This is an alternate history novel, set in an America where the Nazis won World War II. The USA is a very different place from its reality. Japanese culture is everywhere and totalitarian rule is in place. The story darts from place to place, showing life from the perspectives of several loosely connected characters. The first is Robert Childan, an antiques dealer, coping with the discovery that some of his stock consists of fakes. We also have Frank Frink, secretly a Jew, who was fired from the company who made the fake merchandise, and who now wishes to set up his own handcrafts business. Frank’s estranged wife Juliana, a judo instructor, is travelling across the country with another man who has a secret agenda. And there are others. The central aspect of the novel is a book called The Grasshopper Lies Heavy, written by the character Hawthorne Abendsen. Interestingly, this is an alternate history novel-within-a-novel, which tells the story of the Nazis losing the war. It describes a world similar to our own – a tale of how life might have been. It is a banned book, and Abendsen is rumoured to be living in a fortified castle for his own safety, hence the title of Dick’s book.

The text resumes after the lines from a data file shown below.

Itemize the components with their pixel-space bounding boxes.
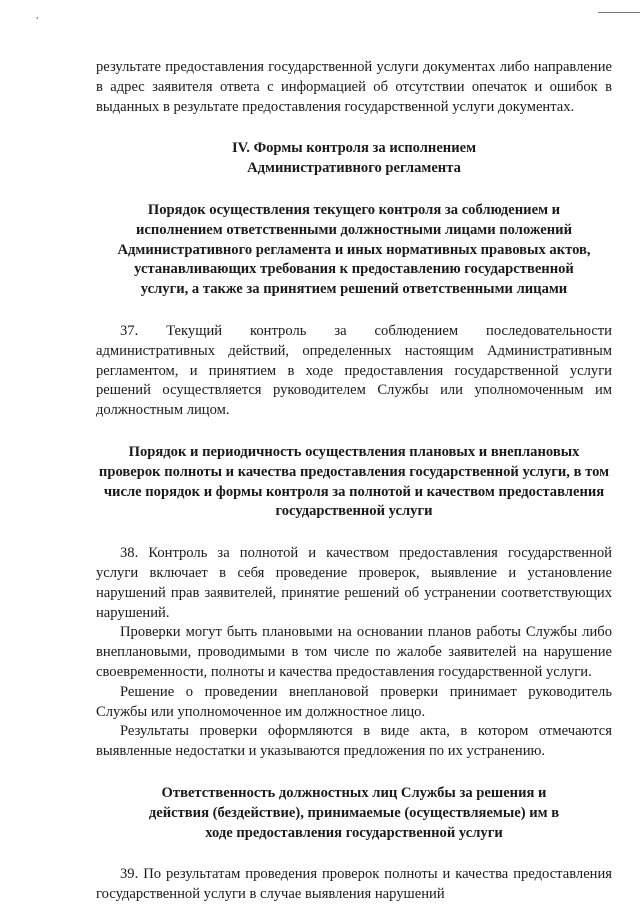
corner-mark: , [36,10,39,21]
subheading-current-control: Порядок осуществления текущего контроля за соблюдением и исполнением ответственными должностными лицами положений Административного регламента и иных нормативных правовых актов, устанавливающих требования к предоставлению государственной услуги, а также за принятием решений ответственными лицами [117,201,591,298]
subheading-inspections: Порядок и периодичность осуществления плановых и внеплановых проверок полноты и качества предоставления государственной услуги, в том числе порядок и формы контроля за полнотой и качеством предоставления государственной услуги [98,443,610,520]
paragraph-38-inspections: Проверки могут быть плановыми на основании планов работы Службы либо внеплановыми, проводимыми в том числе по жалобе заявителей на нарушение своевременности, полноты и качества предоставления государственной услуги. [96,624,612,680]
subheading-responsibility: Ответственность должностных лиц Службы за решения и действия (бездействие), принимаемые (осуществляемые) им в ходе предоставления государственной услуги [148,784,560,841]
paragraph-38-results: Результаты проверки оформляются в виде акта, в котором отмечаются выявленные недостатки и указываются предложения по их устранению. [96,723,612,760]
paragraph-38: 38. Контроль за полнотой и качеством предоставления государственной услуги включает в себя проведение проверок, выявление и установление нарушений прав заявителей, принятие решений об устранении соответствующих нарушений. [96,545,612,621]
scan-edge-line [598,12,640,13]
paragraph-continuation: результате предоставления государственной услуги документах либо направление в адрес заявителя ответа с информацией об отсутствии опечаток и ошибок в выданных в результате предоставления государственной услуги документах. [96,59,612,115]
document-page [96,58,612,905]
paragraph-38-decision: Решение о проведении внеплановой проверки принимает руководитель Службы или уполномоченное им должностное лицо. [96,683,612,720]
paragraph-39: 39. По результатам проведения проверок полноты и качества предоставления государственной услуги в случае выявления нарушений [96,866,612,903]
section-heading-iv: IV. Формы контроля за исполнением Административного регламента [231,140,477,177]
paragraph-37: 37. Текущий контроль за соблюдением последовательности административных действий, определенных настоящим Административным регламентом, и принятием в ходе предоставления государственной услуги решений осуществляется руководителем Службы или уполномоченным им должностным лицом. [96,322,612,419]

I felt ambivalent about this novel. On the one hand I was awed by the amount of research that clearly went into describing this alternate reality. The downside was that the story severely lacked drama until its closing chapters. Perhaps if I had a larger interest in World War II the novel would have captivated me more. The subtext of the story seems to revolve around the projection of illusion. All the characters, in one way or another, are dealing with false realities. Frank Frink hides his true identity for reasons of safety. Juliana has no idea what her lover is secretly up to. Childan is distressed by the fake merchandise in his position. Abendsen pretends to live in a castle while actually living in an ordinary house. There’s no doubt that Dick had something very deep in mind when he wrote The Man in the High Castle. But when subtext becomes more important than story, the entertainment value of a novel often suffers.

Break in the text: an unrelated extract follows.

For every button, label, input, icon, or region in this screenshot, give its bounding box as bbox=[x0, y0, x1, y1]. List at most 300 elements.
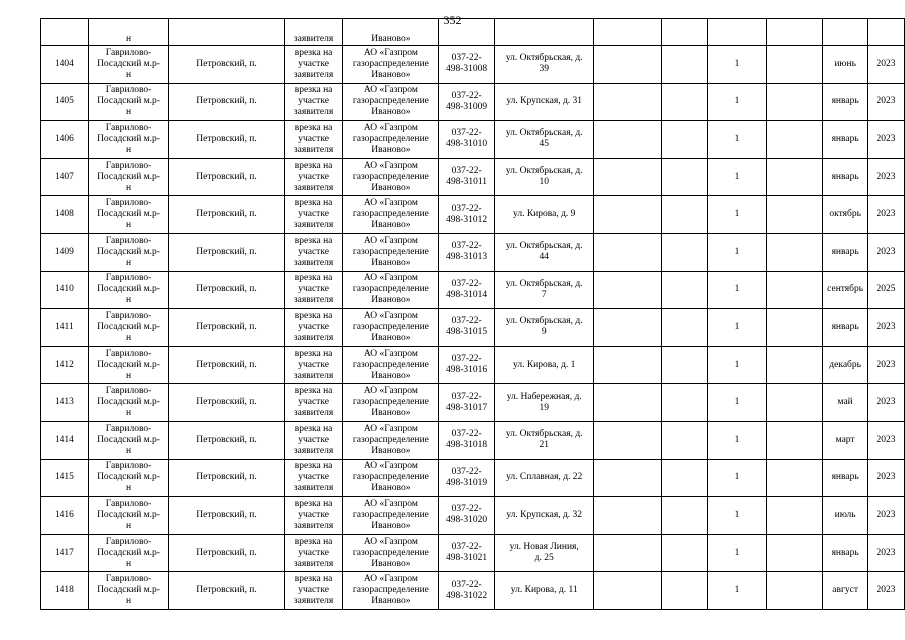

Some will no doubt love this novel; others will hate it. It depends on what you want out of a story. Generally, when I read fiction, I’m looking for an emotional experience, and The Man in the High Castle fails to deliver that. At times, the lack of dramatic content made the reading tedious, and I confess that I only starting appreciating the novel’s strengths when I had a chance to read about it afterwards and reflect on its themes.